Deliverable: A deployed (or locally runnable) MCP server with passing integration tests against two clients.
Exit criteria: Both clients can complete a realistic multi-step task end-to-end using only the exposed tools.
Phase 3 — Connect an Agent Framework
Goal: Prove the MCP server works with a real agent — pick one framework to start.
Choose the framework that matches your team’s stack:
| If your stack is… | Start with… |
|---|---|
| Azure / .NET | Microsoft Agent Framework |
| OpenAI-heavy / Python | Agents SDK + Agent Builder |
| GCP / Gemini | Google ADK → Vertex AI Agent Engine |
Build two things:
- A deterministic workflow — a fixed sequence of tool calls (e.g., “search → extract → summarize”). This validates that the tools compose correctly.
- A free-form agent — same tools, but the LLM decides the plan at runtime. This stress-tests your schemas: if the agent picks the wrong tool or passes bad inputs, your descriptions or error messages need work.
Optionally, repeat with a second framework to confirm the MCP server is truly framework-agnostic.
Deliverable: A working agent (workflow + free-form) that completes real tasks using the MCP server.
Exit criteria: The agent completes ≥ 80% of test tasks without human intervention.
Phase 4 — Evaluate and Iterate
Goal: Measure how well agents use your tools — and fix what’s broken.
- Create 10–20 realistic tasks with expected ground-truth outputs (e.g., “Find all contracts expiring in Q2 and summarize the key obligations”).
- Run each task through both the workflow and free-form agent. For every run, capture:
| Metric | Why It Matters |
|---|---|
| Success rate | Did the agent reach the correct answer? |
| Tool-call count | Excess calls → schema is confusing |
| Token usage | Proxy for cost |
| Latency | End-to-end and per-tool |
| Error rate by category | Reveals systematic tool-design issues |
- Triage failures:
- Wrong tool selected → improve the tool
description. - Wrong parameters → tighten the schema, add
enumconstraints, improve error hints. - Correct call, wrong interpretation of result → simplify the output format or add a
summaryfield.
- Wrong tool selected → improve the tool
- Re-run the eval suite after each fix. Track improvement over iterations.
Deliverable: An eval suite (automated, re-runnable) and a log of schema changes with before/after success rates.
Exit criteria: ≥ 90% success rate on the eval suite with both agent modes.
Phase 5 — Harden and Scale
Goal: Prepare for production traffic and organizational rollout.
- Observability. Instrument the MCP server with distributed tracing (OpenTelemetry) and structured logging. Every tool call should be traceable from the client request through to the backend system.
- Rate limiting and access control. Decide who (which agents, which users) can call which tools, and at what throughput.
- Governance at scale. If you expect multiple MCP servers or agent teams, adopt a broker/fabric layer (e.g., MuleSoft Agent Fabric) for:
- Centralized policy enforcement.
- Audit logging (who called what, when, with what inputs).
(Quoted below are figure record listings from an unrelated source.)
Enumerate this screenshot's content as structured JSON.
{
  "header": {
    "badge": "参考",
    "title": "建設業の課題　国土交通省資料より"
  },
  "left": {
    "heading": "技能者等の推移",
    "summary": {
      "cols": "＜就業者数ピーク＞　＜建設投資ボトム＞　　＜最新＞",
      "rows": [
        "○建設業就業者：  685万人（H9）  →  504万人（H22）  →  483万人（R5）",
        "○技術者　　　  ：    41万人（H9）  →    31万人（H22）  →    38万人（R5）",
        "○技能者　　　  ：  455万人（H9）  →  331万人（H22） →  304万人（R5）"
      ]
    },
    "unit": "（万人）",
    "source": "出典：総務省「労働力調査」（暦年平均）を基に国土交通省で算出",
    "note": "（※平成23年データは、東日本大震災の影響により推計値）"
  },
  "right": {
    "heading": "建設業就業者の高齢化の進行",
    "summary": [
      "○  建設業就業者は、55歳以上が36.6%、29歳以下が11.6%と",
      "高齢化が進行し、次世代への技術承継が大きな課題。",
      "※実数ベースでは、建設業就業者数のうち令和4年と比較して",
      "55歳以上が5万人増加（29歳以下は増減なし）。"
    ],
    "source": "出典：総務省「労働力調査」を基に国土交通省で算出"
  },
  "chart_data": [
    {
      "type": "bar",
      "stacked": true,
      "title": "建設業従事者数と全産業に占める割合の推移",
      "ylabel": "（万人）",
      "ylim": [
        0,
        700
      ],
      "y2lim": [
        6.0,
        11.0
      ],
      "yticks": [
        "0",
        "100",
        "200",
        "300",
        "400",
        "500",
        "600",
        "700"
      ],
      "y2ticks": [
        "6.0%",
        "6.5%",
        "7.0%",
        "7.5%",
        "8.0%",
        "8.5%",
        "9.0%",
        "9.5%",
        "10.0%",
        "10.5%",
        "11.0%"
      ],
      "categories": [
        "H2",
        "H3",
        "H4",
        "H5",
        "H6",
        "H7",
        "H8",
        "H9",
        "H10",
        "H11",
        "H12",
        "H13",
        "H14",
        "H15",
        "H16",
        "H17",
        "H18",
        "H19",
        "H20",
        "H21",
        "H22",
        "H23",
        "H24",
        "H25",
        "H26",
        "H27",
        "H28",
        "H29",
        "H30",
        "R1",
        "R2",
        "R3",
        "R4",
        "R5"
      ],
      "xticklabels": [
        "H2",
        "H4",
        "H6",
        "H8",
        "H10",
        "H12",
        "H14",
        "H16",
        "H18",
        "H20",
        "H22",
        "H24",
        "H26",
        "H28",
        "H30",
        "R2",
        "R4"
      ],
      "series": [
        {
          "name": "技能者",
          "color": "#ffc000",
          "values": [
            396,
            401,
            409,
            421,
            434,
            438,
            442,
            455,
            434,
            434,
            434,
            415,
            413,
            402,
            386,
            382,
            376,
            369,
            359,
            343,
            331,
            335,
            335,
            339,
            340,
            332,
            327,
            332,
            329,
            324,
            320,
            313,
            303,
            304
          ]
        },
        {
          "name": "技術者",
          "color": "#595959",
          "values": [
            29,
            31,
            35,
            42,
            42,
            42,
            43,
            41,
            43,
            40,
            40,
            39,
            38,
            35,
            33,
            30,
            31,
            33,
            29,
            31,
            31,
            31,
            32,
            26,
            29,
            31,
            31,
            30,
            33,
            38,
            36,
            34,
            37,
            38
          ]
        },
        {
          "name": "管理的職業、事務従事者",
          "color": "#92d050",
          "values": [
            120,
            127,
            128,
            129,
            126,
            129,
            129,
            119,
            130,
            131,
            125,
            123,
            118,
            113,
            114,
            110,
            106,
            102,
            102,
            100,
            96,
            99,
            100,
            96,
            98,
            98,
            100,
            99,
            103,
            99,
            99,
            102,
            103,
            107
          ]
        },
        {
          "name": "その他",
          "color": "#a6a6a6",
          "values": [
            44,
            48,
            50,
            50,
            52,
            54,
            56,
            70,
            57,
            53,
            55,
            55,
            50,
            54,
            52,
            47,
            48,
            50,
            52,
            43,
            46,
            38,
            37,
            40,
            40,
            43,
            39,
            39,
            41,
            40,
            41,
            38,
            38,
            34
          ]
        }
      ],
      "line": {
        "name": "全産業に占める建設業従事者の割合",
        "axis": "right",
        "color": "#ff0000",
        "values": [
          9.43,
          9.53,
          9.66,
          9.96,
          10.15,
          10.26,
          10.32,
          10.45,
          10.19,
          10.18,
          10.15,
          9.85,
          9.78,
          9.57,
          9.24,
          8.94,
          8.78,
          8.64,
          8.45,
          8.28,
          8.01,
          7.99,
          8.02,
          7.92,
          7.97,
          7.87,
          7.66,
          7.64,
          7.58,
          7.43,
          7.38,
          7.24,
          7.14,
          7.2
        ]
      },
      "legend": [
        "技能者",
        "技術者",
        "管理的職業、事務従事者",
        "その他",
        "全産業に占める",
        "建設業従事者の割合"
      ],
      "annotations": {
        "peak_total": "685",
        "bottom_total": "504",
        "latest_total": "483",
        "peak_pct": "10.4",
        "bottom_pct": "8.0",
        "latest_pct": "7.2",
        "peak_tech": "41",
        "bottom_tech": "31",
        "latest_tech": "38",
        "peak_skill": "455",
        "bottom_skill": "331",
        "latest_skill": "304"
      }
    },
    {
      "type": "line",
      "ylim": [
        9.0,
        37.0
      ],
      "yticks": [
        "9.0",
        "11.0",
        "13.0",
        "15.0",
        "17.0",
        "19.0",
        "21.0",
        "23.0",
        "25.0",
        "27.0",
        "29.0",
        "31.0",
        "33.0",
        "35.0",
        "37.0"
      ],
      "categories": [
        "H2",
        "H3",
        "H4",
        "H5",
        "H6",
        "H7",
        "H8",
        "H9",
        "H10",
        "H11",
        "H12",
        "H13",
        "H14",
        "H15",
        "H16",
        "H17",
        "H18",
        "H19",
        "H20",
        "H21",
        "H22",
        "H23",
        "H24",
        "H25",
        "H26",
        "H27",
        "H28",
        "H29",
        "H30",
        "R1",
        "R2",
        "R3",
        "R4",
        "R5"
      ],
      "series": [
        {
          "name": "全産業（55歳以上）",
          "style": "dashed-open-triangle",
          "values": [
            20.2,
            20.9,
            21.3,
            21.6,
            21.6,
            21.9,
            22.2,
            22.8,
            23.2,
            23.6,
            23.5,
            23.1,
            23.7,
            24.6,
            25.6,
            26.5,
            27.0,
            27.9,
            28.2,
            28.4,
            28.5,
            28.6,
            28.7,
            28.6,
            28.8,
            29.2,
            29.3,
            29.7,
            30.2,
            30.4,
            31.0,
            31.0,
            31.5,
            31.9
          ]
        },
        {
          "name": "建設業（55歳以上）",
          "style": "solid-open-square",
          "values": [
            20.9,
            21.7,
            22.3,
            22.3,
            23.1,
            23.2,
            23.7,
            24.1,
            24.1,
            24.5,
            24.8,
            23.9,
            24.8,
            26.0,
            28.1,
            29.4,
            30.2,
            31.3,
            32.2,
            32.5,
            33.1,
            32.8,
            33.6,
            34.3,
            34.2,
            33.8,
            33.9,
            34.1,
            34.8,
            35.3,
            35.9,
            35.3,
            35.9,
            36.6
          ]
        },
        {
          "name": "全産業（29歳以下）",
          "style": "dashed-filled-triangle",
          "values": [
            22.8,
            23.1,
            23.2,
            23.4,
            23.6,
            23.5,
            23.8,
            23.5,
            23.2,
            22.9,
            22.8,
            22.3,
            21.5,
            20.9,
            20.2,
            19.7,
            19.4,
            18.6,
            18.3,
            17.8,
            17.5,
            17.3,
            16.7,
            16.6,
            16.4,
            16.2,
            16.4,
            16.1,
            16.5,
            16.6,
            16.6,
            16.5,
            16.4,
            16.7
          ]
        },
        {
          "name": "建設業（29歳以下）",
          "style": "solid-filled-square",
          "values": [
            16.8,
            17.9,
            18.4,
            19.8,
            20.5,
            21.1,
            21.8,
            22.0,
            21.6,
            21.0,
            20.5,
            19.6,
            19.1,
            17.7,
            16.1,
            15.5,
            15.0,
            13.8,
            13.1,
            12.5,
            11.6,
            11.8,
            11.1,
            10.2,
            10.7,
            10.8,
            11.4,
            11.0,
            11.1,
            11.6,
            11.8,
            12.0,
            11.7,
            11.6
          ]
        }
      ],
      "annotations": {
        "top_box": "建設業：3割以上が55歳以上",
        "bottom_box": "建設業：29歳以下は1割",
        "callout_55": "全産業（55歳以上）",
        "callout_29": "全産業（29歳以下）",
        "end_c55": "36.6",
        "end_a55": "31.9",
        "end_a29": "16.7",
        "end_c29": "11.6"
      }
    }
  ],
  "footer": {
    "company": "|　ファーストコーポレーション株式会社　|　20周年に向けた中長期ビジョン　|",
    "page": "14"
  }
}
- Fleet-level monitoring and kill-switches.
- Documentation. Publish a tool catalog — human-readable descriptions, example calls, known limitations — so other teams can build agents against your MCP server without reverse-engineering it.
Deliverable: A production-ready MCP server with monitoring dashboards, access policies, and a published tool catalog.
Exit criteria: A team that was not involved in building the server can stand up a new agent against it using only the catalog and public schemas.